Years ago, if memory serves me correctly, I read an article written by Elizabeth Eliot. Her father, she wrote, had advised her brothers that a young man should never tell a girl he loved her unless and until, in the next sentence, he was prepared to ask the girl to marry him. Her father, apparently, wanted the young men to have a sense of just how meaningful, how weighty, how full of commitment the words “I love you” are. To use them apart from the promise that they imply – the promise to be faithful and deeply committed to the one loved – would be potentially dishonest, dishonorable, careless and unkind. It is thought-provoking and wise counsel, if difficult to follow.

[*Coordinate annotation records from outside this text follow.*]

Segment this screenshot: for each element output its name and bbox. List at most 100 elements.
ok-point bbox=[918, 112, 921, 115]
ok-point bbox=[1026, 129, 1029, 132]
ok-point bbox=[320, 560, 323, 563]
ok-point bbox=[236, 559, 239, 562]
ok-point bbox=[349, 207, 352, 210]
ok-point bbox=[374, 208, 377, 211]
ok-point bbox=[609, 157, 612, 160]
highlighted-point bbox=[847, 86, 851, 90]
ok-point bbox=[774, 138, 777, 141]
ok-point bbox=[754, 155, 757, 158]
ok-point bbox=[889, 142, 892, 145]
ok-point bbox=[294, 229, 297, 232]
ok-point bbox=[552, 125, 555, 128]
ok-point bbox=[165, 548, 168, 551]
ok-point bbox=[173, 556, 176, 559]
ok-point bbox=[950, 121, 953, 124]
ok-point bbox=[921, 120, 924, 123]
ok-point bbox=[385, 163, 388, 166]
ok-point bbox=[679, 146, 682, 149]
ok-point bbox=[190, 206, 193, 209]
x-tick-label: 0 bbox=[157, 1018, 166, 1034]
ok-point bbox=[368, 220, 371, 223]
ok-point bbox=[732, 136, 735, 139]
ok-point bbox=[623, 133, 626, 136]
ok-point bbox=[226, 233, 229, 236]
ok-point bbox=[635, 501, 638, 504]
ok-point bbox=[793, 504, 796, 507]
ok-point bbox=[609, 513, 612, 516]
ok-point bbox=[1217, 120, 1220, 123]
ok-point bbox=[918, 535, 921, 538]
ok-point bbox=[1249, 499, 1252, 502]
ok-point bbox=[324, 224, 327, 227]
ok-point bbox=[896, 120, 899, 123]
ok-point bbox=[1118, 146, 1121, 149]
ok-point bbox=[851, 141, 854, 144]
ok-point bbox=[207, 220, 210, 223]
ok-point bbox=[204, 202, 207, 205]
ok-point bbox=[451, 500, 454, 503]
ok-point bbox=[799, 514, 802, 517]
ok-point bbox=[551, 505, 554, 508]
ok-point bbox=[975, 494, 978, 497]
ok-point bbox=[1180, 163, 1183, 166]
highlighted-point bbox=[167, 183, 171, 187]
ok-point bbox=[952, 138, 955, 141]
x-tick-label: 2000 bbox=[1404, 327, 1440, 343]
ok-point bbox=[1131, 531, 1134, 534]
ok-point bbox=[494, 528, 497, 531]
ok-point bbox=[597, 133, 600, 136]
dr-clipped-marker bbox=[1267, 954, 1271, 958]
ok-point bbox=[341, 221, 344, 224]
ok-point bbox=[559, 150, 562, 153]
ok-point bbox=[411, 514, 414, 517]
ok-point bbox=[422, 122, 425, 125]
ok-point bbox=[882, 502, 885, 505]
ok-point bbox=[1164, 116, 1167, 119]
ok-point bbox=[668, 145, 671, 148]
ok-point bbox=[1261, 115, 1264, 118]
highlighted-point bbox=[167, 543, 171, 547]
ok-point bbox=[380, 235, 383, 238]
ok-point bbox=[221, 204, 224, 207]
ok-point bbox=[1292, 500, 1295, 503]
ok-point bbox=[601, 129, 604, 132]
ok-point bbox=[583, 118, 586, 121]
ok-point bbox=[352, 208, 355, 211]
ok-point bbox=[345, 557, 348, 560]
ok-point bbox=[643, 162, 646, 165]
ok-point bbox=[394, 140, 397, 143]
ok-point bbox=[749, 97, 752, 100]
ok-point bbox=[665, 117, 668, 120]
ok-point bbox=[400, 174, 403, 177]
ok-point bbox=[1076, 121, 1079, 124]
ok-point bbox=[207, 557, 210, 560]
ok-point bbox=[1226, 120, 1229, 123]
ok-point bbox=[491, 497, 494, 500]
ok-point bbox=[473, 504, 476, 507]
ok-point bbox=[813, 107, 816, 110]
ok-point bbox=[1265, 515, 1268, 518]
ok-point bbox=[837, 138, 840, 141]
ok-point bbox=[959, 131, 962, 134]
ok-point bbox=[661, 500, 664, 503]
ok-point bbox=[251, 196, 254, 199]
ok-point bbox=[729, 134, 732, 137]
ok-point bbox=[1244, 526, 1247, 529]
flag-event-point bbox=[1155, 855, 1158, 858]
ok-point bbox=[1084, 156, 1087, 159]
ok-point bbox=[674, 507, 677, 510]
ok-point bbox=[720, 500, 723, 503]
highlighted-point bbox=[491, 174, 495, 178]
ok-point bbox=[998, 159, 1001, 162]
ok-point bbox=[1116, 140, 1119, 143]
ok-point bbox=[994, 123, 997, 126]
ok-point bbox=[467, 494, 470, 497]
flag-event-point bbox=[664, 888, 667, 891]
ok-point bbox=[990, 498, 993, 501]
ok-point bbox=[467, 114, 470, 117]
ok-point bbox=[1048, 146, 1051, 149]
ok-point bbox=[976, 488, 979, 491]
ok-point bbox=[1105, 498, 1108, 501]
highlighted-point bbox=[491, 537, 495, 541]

A lot of years have intervened since i read that article but, for some reason, the idea of writing a song about it never left me. In going through my book of song ideas, i came across this one and decided to give it a try. Today’s song is the outcome of my experiment.
So imagine … you’re the young man. You’ve heard and followed your father’s advice. You’ve met and spent time with the girl; y’all know each other well by now. You’ve held back on speaking the words until you were willing to follow them with a marriage proposal. You happen also to be a songwriter. Here’s the song you write to ask her to marry you.
i’ll confess that it felt a bit funny to put myself in that young man’s place (this is, after all, a younger man’s song), but the hopeless romantic in me found it kind of sweet too.